Bu konuda bir kez daha çevre için mücadele eden herkese çok teşekkür ediyorum.
Çanakkale halkıyla birlikte inanılmaz bir mücadele verildi. O ve mücadele sonucunda Alamos Gold'un Kirazlı Balaban mevkindeki projesi durduruldu. Tabii bu süreçte de yüz binlerce ağaç kesildi.
O bölge, o alan ne hale geldi? Hepimizin içi yandı ama sonuçta o proje, verilen mücadele sonunda durduruldu.
Şimdi yıl 2025. Bugün tekrar o proje başka bir altın madeni şirketine devredilerek, şirketler arasında ön protokoller imzalanarak tekrar hayata geçirilmek isteniyor.
Hatırlayın, 2021 yılında dönemin Orman Bakanının verdiği sözler vardı. Burayı rehabilite edeceğiz, ıslah edeceğiz, tekrar toprakla ağaçla buluşturacağız ve ekosisteme kazandıracağız denildi.

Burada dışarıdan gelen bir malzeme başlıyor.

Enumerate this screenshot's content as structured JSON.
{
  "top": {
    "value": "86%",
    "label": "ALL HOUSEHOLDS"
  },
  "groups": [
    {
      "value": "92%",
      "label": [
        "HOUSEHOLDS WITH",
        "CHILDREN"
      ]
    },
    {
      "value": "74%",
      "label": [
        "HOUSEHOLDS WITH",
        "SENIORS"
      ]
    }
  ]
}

Bugün gelinen noktada, tekrar proje hayata geçirilmek isteniyor.
Bütüncül olarak baktığımızda Atikhisar Barajı'mızın hemen dibinde Koza Madencilik, ki onun daha ÇED raporu yayınlanmadı ama o proje de hayata geçirilmek isteniyor.

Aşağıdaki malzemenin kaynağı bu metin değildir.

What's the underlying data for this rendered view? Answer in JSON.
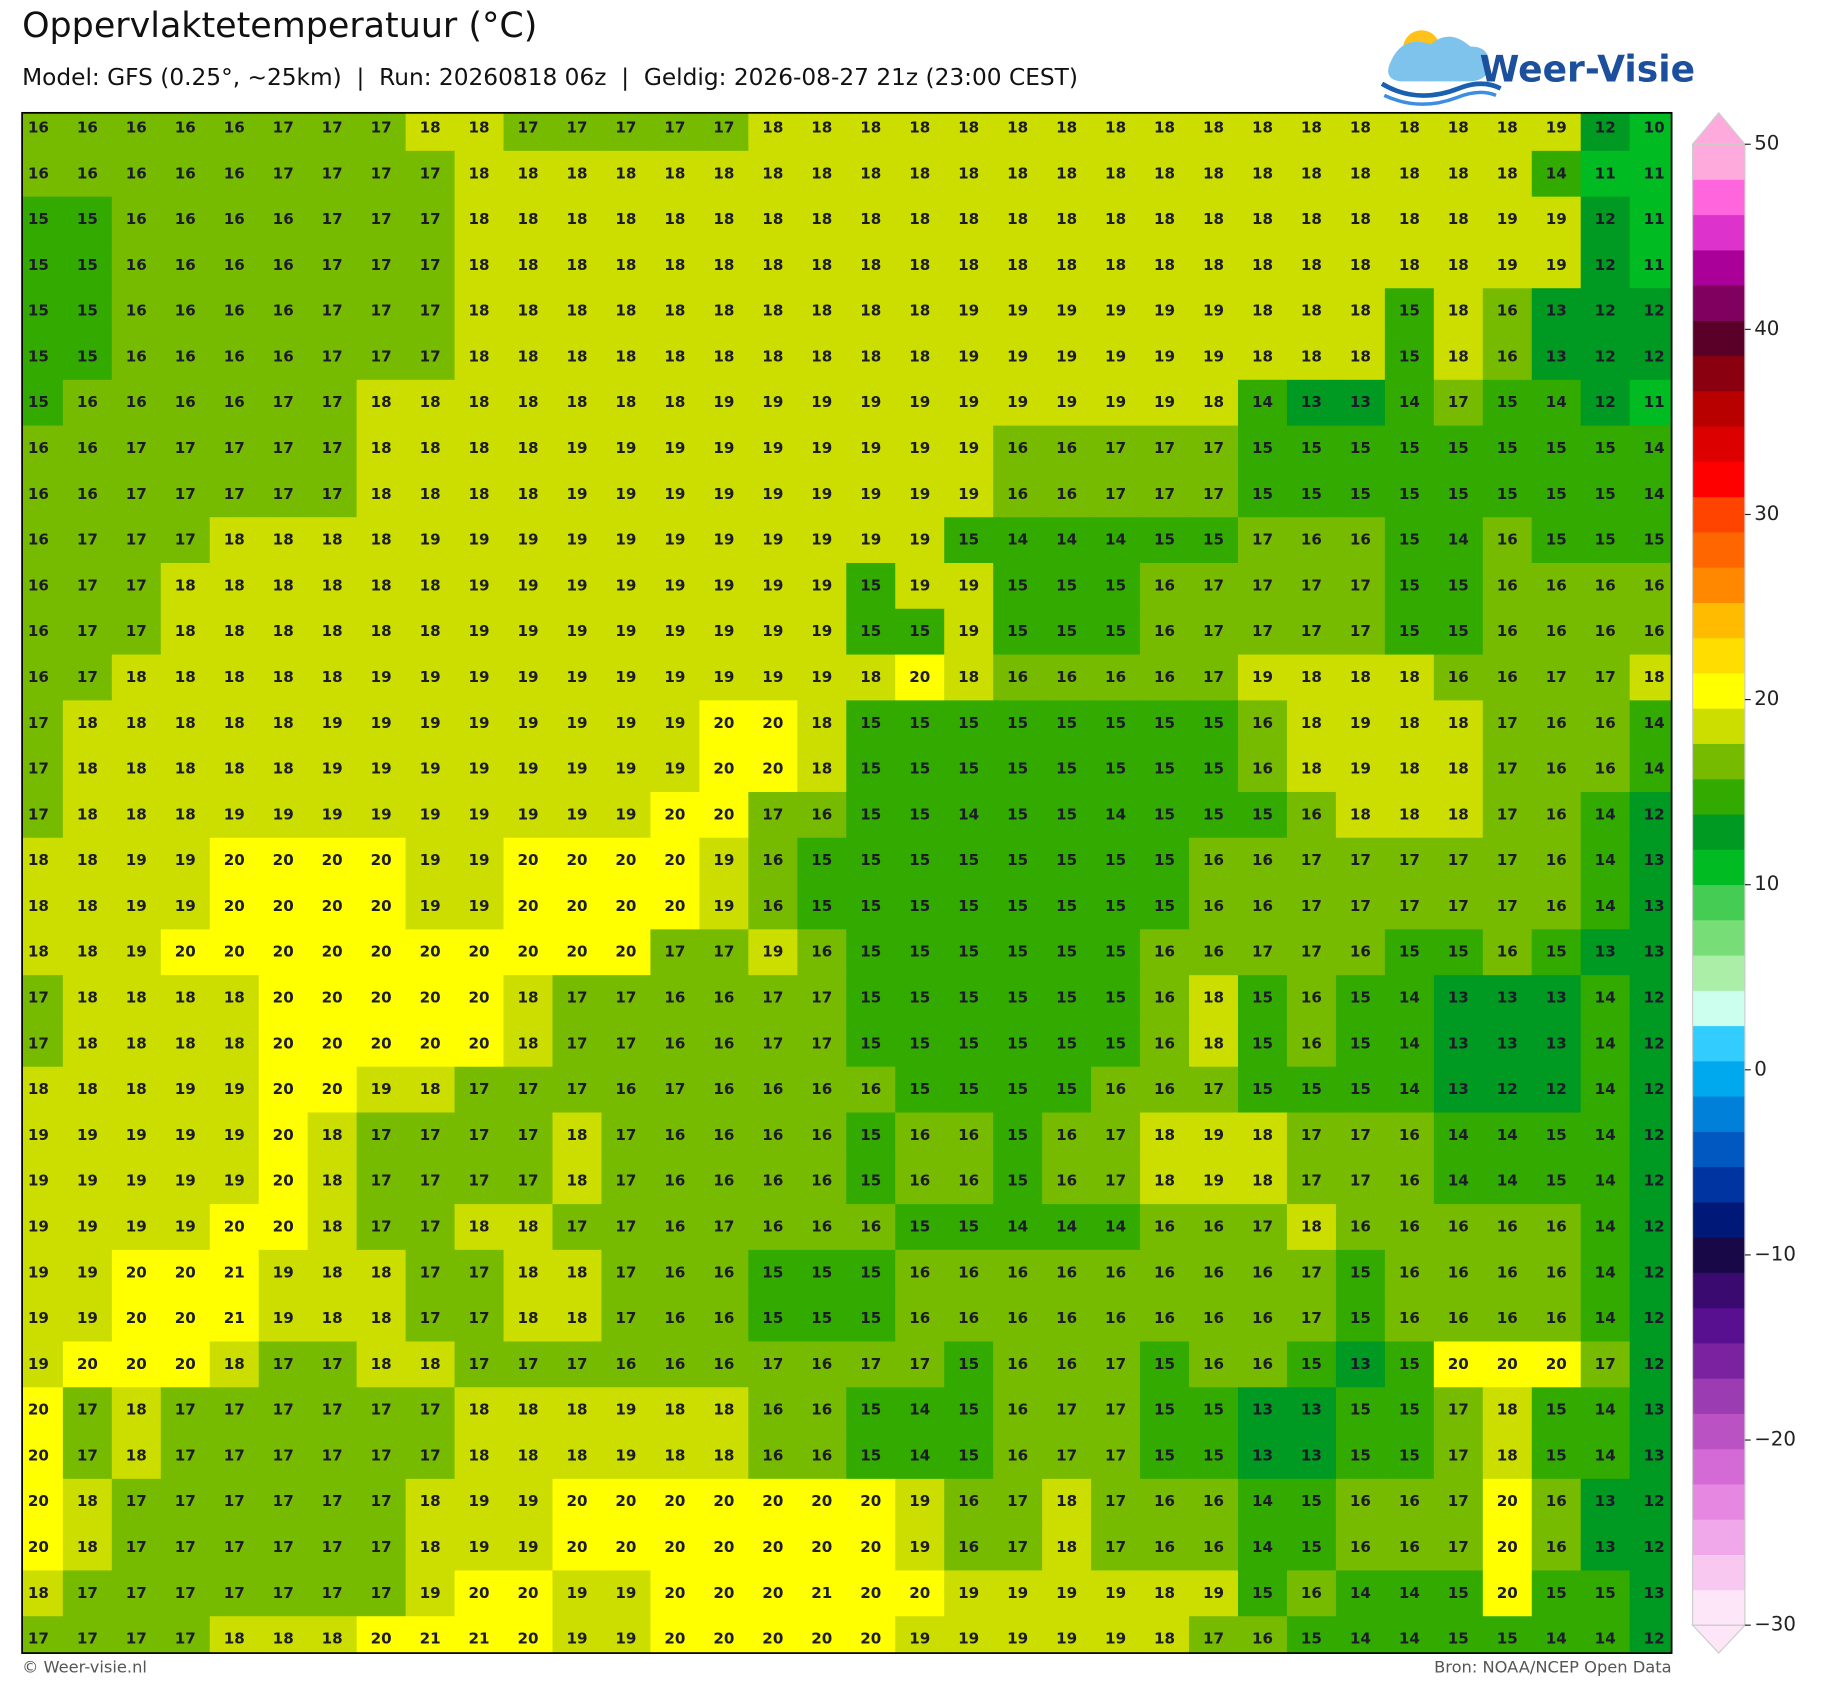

Bütün bu projelere baktığımızda su kaynaklarımız ciddi tehdit altında.
Atıkhisar Barajı'mız, Bayramiç Barajı'mız ciddi tehdit altında.
Çünkü bu projeler, teknik uzmanları çok daha iyi biliyor; asit kaya madenciliği dediğimiz bu metalik madencilik, suyu yok eden ve suyu tüketen bir madencilik. Bugün Çanakkale'mizde de dünyada da en önemli mesele aslında su. Birçok köyümüzde su yok. Su kuyuları kurudu.
Tarımsal sulamada ciddi sorunlar var. Temiz içilebilir su kaynaklarına ulaşmak artık eskisi kadar kolay değil. Bin Pınarlı İda'yı yok etmek, bu coğrafyaya ihanettir. Tarihe, kültüre, geleceğe ihanettir.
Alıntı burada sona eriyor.